Dentre os variados axiomas que compartilhamos, a água, sem dúvida, é considerada elemento capital e extremamente necessária ao sustento da humanidade.
Também é óbvio, tomando como base o processo histórico, que algumas sociedades necessitaram mais água do que outras, já que o recurso esteve sempre presente, fosse consumido pelas populações e/ou aproveitado na produção agrícola, pecuária, industrial, dentre outras aplicações.
No artigo que publicamos nessa coluna, ainda em abril, interrogamos se era possível ranquear quais os prejuízos causados pela falta de água em algumas partes do mundo, ou quais seriam as consequências frente a uma hipotética indisponibilidade dos recursos hídricos em grande parte do nosso planeta.
Um recente estudo realizado nos Estados Unidos nos motivou escrever outra vez sobre a água. Um tema não só interessante, mas instigante, já que o momento atual – nacional e global – de certa forma nos estimula observar mais de perto o problema hídrico.
A pesquisa foi elaborada por alguns acadêmicos da Universidade de Cornell, do Serviço Geológico dos EUA e da Universidade do Arizona. A metodologia do estudo consistiu na combinação de dados históricos sobre as secas com novos modelos climáticos, observando as alterações nos padrões de ocorrências de chuvas causadas pelo aquecimento global. Segundo os pesquisadores, as mudanças climáticas produzirão secas severas nas décadas posteriores, consideradas piores do que qualquer outro período de escassez já visto nos últimos dois milênios.

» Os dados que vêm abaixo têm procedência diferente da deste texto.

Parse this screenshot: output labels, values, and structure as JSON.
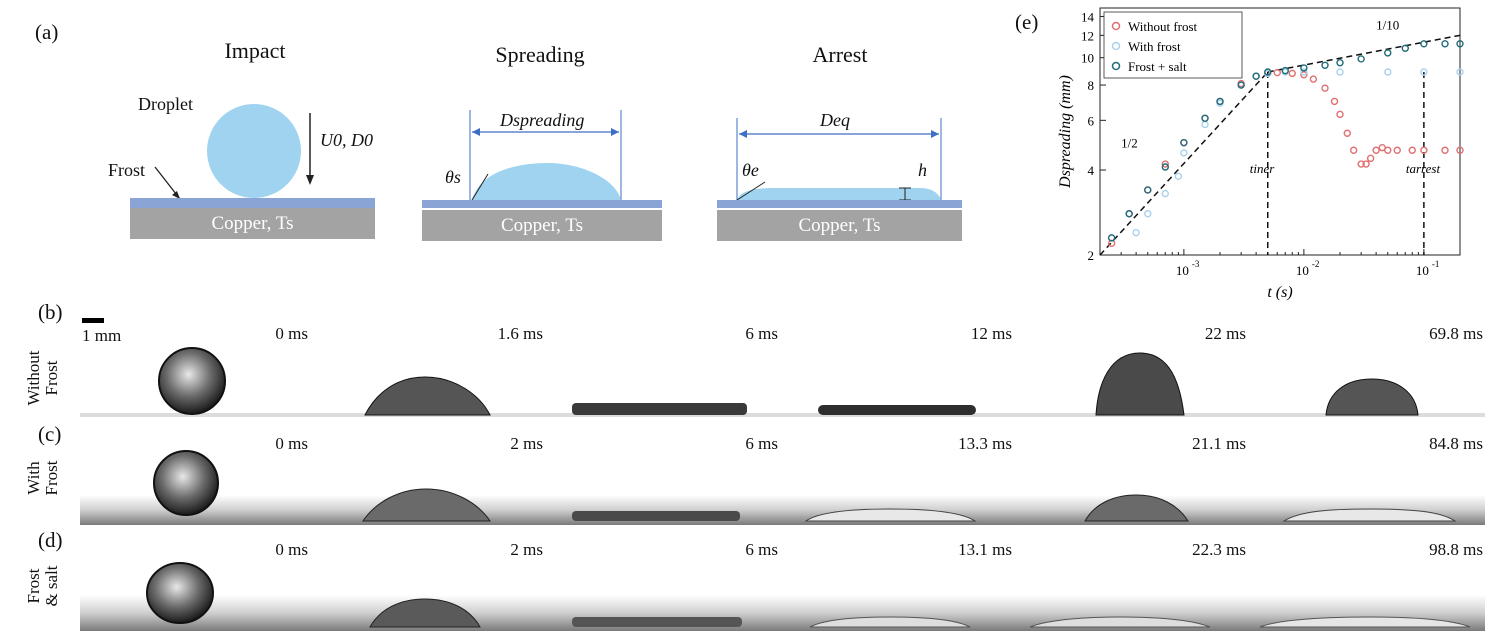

O alerta emitido aos Estados Unidos comporta uma previsão preocupante, que é a probabilidade de 20% a 50% da ocorrência de uma seca avassaladora, durando 35 anos ou mais. Ademais, não só os americanos receberam más notícias a partir da pesquisa, pois o fenômeno também pode incidir sobre os países latino-americanos e africanos, e nas regiões próximas ao mar Mediterrâneo.
Retrocedendo à antiguidade, ainda entre os séculos 9 e 15, o impetuoso império Khmer dominava a região Sudeste da Ásia, e passado o seu auge, veio a decadência do reino. Algumas hipóteses foram levantadas e além dos problemas políticos, questões ambientais também foram consideradas fatores da queda do império.
A tese mais provável é que tenha havido um colapso no sistema de abastecimento de recursos hídricos, quando o rio Siem Reap, que fornecia água para o povo Khmer, baixou à determinado nível que tornou inadequada a irrigação. Desprovido da água e em guerra contra seus inimigos, o reino Khmer ruiu, demonstrando que, tanto em períodos anteriores quanto no momento atual, a indisponibilidade dos recursos hídricos emoldura uma paisagem crítica e caótica.
Retomando o cenário atual brasileiro, ontem o Sistema Cantareira, que abastece nove milhões de pessoas na capital paulista e no interior do estado, operava com 7,2% de sua capacidade, mesmo após o bombeamento do volume morto. Ainda em meados desse mês de setembro, o nível do Rio Paraíba do Sul que serve outros 15 milhões de habitantes de São Paulo e do Rio de Janeiro, tinha pouco mais de 4,5 metros, considerado o menor da história, desde que passou a ser monitorado em 1922. Por sua vez, a represa de Paraibuna, a maior da bacia, tinha armazenado apenas 10% do seu volume.
Levando em conta que a irregularidade pluviométrica tem ocorrido mais frequentemente, aqui e acolá, e que a água é insumo utilizado em praticamente toda atividade produtiva agrícola, industrial e indispensável ao abastecimento humano e dessedação animal, nos leva a inferir que a sustentabilidade do planeta depende da gestão dos ativos hídricos e da reorganização do modus operandi tradicional.
Voltando ao estudo citado anteriormente, os pesquisadores complementaram que a situação pode piorar ainda mais se a resposta ao aquecimento global ou as mudanças climáticas não for revisada, pois em alguns anos chove muito e em outros chove pouco. Para evitar tal infortúnio, torna-se incondicional não só o desenvolvimento de estratégias de alívio à seca, mas também alterações do modo como a água é manejada.
Parafraseando o escritor Augusto Cury: “Ninguém é digno do oásis se não aprender a atravessar seus desertos”.